En una etapa temprana de su camino hacia el primer equipo, Munir vivió una escena que mezcla nervios, jerarquía y humor dentro de un vestuario de época: cuando todavía tenía 18 años, el joven atacante terminó sentándose en “su” lugar equivocado, luego de que los cracks del plantel —Messi, Suárez y Neymar— le armaran una broma para desorientarlo en el comedor del hotel. La anécdota no quedó como simple anécdota: con los años, Munir la usa para explicar el salto desde la cantera hacia el máximo nivel, y cómo se aprende conviviendo con los mejores.
La broma en el hotel: el aprendizaje del primer día con las estrellas
Munir contó que, durante un campamento temprano, se vio con un problema bien concreto: al llegar al hotel del equipo, estaba buscando un asiento para ubicarse y no quería molestar. En ese contexto, fue a pedir orientación a compañeros con más experiencia, en un momento lógico para cualquiera que se está integrando.
Lo que no imaginaba era que esos mismos jugadores aprovecharían la ocasión para marcarle el ritmo con una travesura. Según describió, lo “dirigieron” hacia una silla en particular, dando a entender que estaba libre, con la intención de que el chico cayera en la trampa.
El relato de Munir fue directo: le dijeron algo en la línea de “mirá por ahí, por ahí, no hay nadie”, y él interpretó la situación como si solo estuviera encontrando su lugar para descansar. En otras palabras, la logística cotidiana del campamento se transformó en un test social, donde la autoridad de los referentes terminó jugando en su contra.
El momento del “clic”: Messi aparece y la broma alcanza el clímax
La situación se volvió evidente cuando llegó el instante esperado por todos: el club recibió a su figura histórica. Munir recordó que, en el momento en que el argentino llegó, se encontró con su asiento habitual ocupado por el juvenil recién llegado.
Ahí aparece el detalle más potente de la anécdota: Munir remarcó la imagen de Leo parado frente a él, con el resto del plantel mirando la escena como espectadores de una comedia que ya estaba encaminada hacia el final.
En sus palabras, el golpe emocional fue doble: por un lado, la incomodidad de estar en el lugar incorrecto; por otro, la dimensión de que quien te “encuentra” ahí es una leyenda. “Imaginá… con 18 años, sentarte en tu sitio y que Leo se te acerque y te mire. Me hicieron una jugada, no puedo creerlo”, expresó.
De la cantera al máximo nivel: por qué la historia importa para entender su carrera
Munir explicó que esta experiencia funciona como puerta de entrada para comprender la transición desde la formación hacia el primer equipo.
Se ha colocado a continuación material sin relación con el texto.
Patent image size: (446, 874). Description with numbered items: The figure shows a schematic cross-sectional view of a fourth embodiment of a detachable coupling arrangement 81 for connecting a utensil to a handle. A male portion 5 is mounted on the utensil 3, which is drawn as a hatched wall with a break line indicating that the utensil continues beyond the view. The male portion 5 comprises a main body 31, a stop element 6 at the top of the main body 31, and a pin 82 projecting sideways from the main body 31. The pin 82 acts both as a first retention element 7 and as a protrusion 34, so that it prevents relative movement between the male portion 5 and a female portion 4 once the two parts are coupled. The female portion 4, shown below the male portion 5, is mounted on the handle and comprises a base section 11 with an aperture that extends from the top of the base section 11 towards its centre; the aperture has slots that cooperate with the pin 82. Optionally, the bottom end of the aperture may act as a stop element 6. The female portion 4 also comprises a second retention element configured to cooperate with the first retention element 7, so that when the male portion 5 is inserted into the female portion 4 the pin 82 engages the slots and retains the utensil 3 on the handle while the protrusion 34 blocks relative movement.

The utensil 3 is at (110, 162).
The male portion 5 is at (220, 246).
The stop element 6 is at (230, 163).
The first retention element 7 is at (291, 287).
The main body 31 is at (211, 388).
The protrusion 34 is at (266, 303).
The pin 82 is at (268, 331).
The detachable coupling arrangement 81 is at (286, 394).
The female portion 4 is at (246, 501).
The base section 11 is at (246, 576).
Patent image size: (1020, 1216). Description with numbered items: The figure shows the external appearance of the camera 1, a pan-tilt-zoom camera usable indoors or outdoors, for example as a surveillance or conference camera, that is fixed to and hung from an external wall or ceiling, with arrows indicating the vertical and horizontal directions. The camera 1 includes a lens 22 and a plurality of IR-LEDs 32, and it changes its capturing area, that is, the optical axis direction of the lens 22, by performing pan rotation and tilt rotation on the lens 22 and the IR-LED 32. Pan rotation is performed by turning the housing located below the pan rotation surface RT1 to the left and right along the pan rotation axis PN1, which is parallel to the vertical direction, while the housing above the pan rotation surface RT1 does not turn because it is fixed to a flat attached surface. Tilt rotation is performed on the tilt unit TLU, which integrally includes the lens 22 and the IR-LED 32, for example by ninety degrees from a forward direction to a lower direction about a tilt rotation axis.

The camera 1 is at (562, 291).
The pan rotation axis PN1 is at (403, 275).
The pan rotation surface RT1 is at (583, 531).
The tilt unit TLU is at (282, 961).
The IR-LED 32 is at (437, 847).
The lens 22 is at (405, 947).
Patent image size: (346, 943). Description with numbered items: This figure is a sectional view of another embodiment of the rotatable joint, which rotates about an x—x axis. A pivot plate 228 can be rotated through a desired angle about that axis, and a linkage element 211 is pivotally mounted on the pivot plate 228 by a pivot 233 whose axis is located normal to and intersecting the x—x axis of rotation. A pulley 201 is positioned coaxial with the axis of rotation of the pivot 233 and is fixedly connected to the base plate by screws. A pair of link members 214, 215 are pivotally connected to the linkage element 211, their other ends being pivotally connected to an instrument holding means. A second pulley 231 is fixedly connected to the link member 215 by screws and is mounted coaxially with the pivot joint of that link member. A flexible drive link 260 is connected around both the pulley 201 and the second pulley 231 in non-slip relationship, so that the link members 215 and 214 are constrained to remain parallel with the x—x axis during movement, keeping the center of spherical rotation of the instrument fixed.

El núcleo del mensaje es claro: él se dejó guiar con facilidad por los superestrellas, porque en el fondo todavía estaba aprendiendo cómo moverse dentro de un ambiente con jerarquías tan marcadas.
Hoy, con 30 años, el delantero ya cerró una etapa larga en el fútbol español. Su etapa en el Barcelona quedó cuantificada con 56 apariciones y 12 goles, números que acompañan el proceso de adaptación y consolidación que tuvo que atravesar desde el salto inicial.
A partir de septiembre de 2025, el atacante abrió un nuevo capítulo en Irán, donde juega en Esteghlal. El cambio de escenario implicó una salida definitiva de La Liga, que puso punto final a una vinculación prolongada con el campeonato español.
- Edad actual: 30 años.
- Etapa en Barcelona: 56 partidos y 12 goles.
- Nuevo destino: Esteghlal (Irán) desde septiembre de 2025.
- Contexto de la mudanza: salida permanente de España, finalizando su relación extensa con La Liga.
En su adaptación a la Persian Gulf Pro League, Munir lleva consigo una lección que va más allá del chiste: en el entorno de élite, los referentes no solo marcan el nivel con el talento, también moldean la convivencia y la mentalidad. Y, para bien o para mal, ese “primer asiento” equivocado fue parte del entrenamiento invisible que lo acompañó en el resto del camino.